Diagramming Downtown Crossing

Downtown Crossing really is two stations masquerading as one, to the point where I think it remains illustrative to use the original names for the platforms: Winter (OL southbound), Summer (OL northbound), and Washington (RL). Unlike Park Street, where the Red Line platform is directly underneath the Green Line, Washington’s platforms are — as best I can tell — a (short) block away from Summer/Winter, starting around Hawley Street. The Amateur Planner colorized an old BTC (?) diagram to visualize the locations of the platforms:

(As it happens, the original plans for a Post Office Square Subway would’ve called for a perpendicular light rail subway at the “far” end of the Washington platform. I wrote a bit about that here. So the Park-DTX superstation once upon a time might have been even larger than it is today.)

Sky Q. Rose has a photo of the floorplan of the upper level of the DTX complex, showing the locations of the faregates along with the staircases up and down.

A fellow contributor at ArchBoston provides some of the highest level of detail with his underground station layout diagram for Park/DTX:

(You can also check out a track map of the area directly from the T itself.)

I modified the elevator diagram from Sky Q. Rose to better label where the different (non-accessible) stairs and entrances go, as well as visualize more clearly what is and isn’t within fare control.

Downtown Crossing Upper Level.png

Expanding interchange capacity (and looking underneath to the Red Line)

Access between the Red Line and Summer (OL northbound) could be expanded relatively easily by rearranging the faregates to bring more of the Summer St concourse into fare control.

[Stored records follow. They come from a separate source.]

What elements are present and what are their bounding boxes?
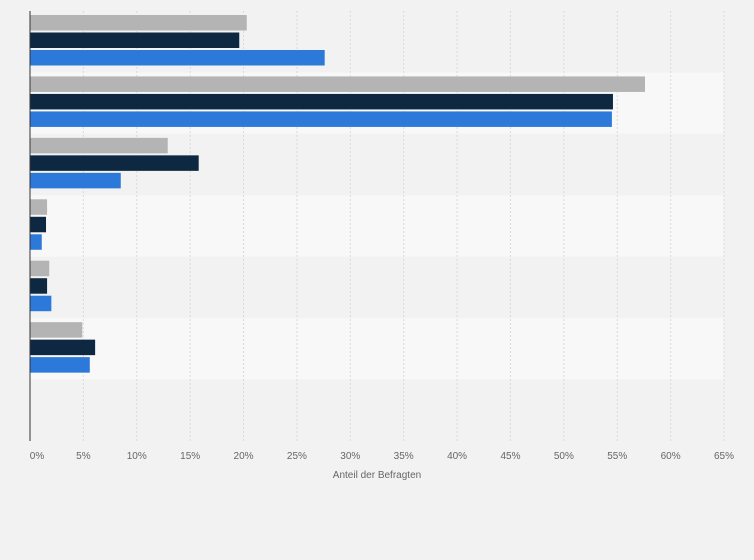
- bar: [30, 199, 48, 215]
- x-tick-label: 5%: [76, 451, 91, 462]
- category-band: [30, 318, 724, 380]
- x-tick-label: 40%: [447, 451, 467, 462]
- bar: [30, 155, 199, 171]
- x-tick-label: 10%: [127, 451, 147, 462]
- category-bands: [30, 11, 724, 441]
- x-tick-label: 50%: [554, 451, 574, 462]
- bar: [30, 50, 325, 66]
- bar: [30, 339, 96, 356]
- x-tick-label: 30%: [340, 451, 360, 462]
- bar: [30, 137, 168, 154]
- bar: [30, 93, 613, 110]
- bar: [30, 32, 240, 48]
- bar: [30, 278, 48, 294]
- category-band: [30, 195, 724, 257]
- x-tick-label: 20%: [234, 451, 254, 462]
- category-band: [30, 256, 724, 319]
- x-axis: 0% 5% 10% 15% 20% 25% 30% 35% 40% 45% 50% 55% 60% 65%: [29, 11, 734, 462]
- x-tick-label: 45%: [500, 451, 520, 462]
- bar: [30, 234, 42, 250]
- x-axis-title: Anteil der Befragten: [333, 470, 421, 481]
- bar: [30, 322, 83, 338]
- bar: [30, 172, 121, 189]
- bar: [30, 111, 612, 127]
- x-tick-label: 65%: [714, 451, 734, 462]
- category-band: [30, 379, 724, 441]
- x-tick-label: 60%: [661, 451, 681, 462]
- x-tick-label: 15%: [180, 451, 200, 462]
- bar: [30, 15, 247, 31]
- x-tick-label: 25%: [287, 451, 307, 462]
- x-tick-label: 55%: [607, 451, 627, 462]
- bars: [30, 15, 645, 373]
- bar: [30, 260, 50, 277]
- bar: [30, 216, 47, 233]
- bar: [30, 295, 52, 312]
- bar: [30, 76, 645, 92]
- x-tick-label: 0%: [30, 451, 45, 462]
- x-tick-label: 35%: [394, 451, 414, 462]
- bar: [30, 357, 90, 373]
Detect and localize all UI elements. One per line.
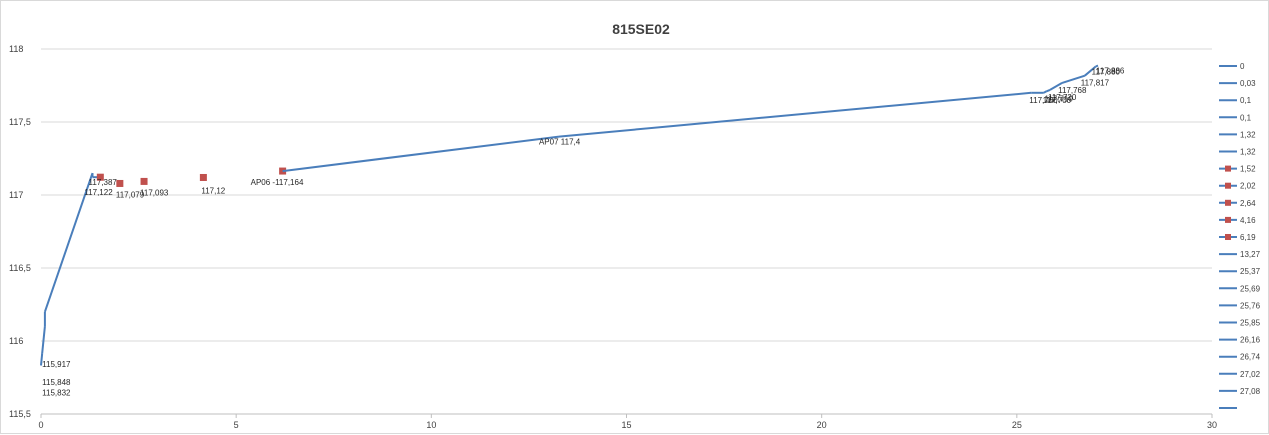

Downtown Crossing Upper Level REVISED.png

Access between the Red Line and the Orange Line southbound (Winter) is harder. Because the Red Line platforms are asymmetrical and only present on the Summer side, expanding into the Winter St Concourse (like we could do for Summer) doesn’t get us much.

I made a cruder illustration of what’s going on at the lower level at Downtown Crossing (definitely only an approximation):

Downtown Crossing Upper Level and Lower Level.png

Access between Orange Line southbound (Summer) and Red Line southbound could potentially be improved while remaining within the station’s footprint by extending the underpass south under the Orange Line platform; you’d need to put a staircase somewhere, and I don’t know where exactly there’s room for one, but the lobby at the southern end of the platform might be feasible (albeit, a long walk and probably too far down to divert much from the existing staircase — better if we could find something closer to the center of the complex).

Downtown Crossing Upper Level and Lower Level expanded.png

But expansion between Winter and the Alewife platform seems pretty hard to do without expanding the footprint of the station, or tunneling below the Red Line tracks (which still leaves other problems to be solved).

Of course — big picture — Winter-Alewife demand at DTX can be reduced with reliable circumferential transit service connecting Cambridge to Sullivan and to Ruggles/LMA. Winter-Ashmont/Braintree demand at DTX would be a bit harder to reduce in this way since the Harbor blocks any “JFK/UMass-Sullivan” service, but “JFK/UMass-Ruggles/LMA” is much more realistic.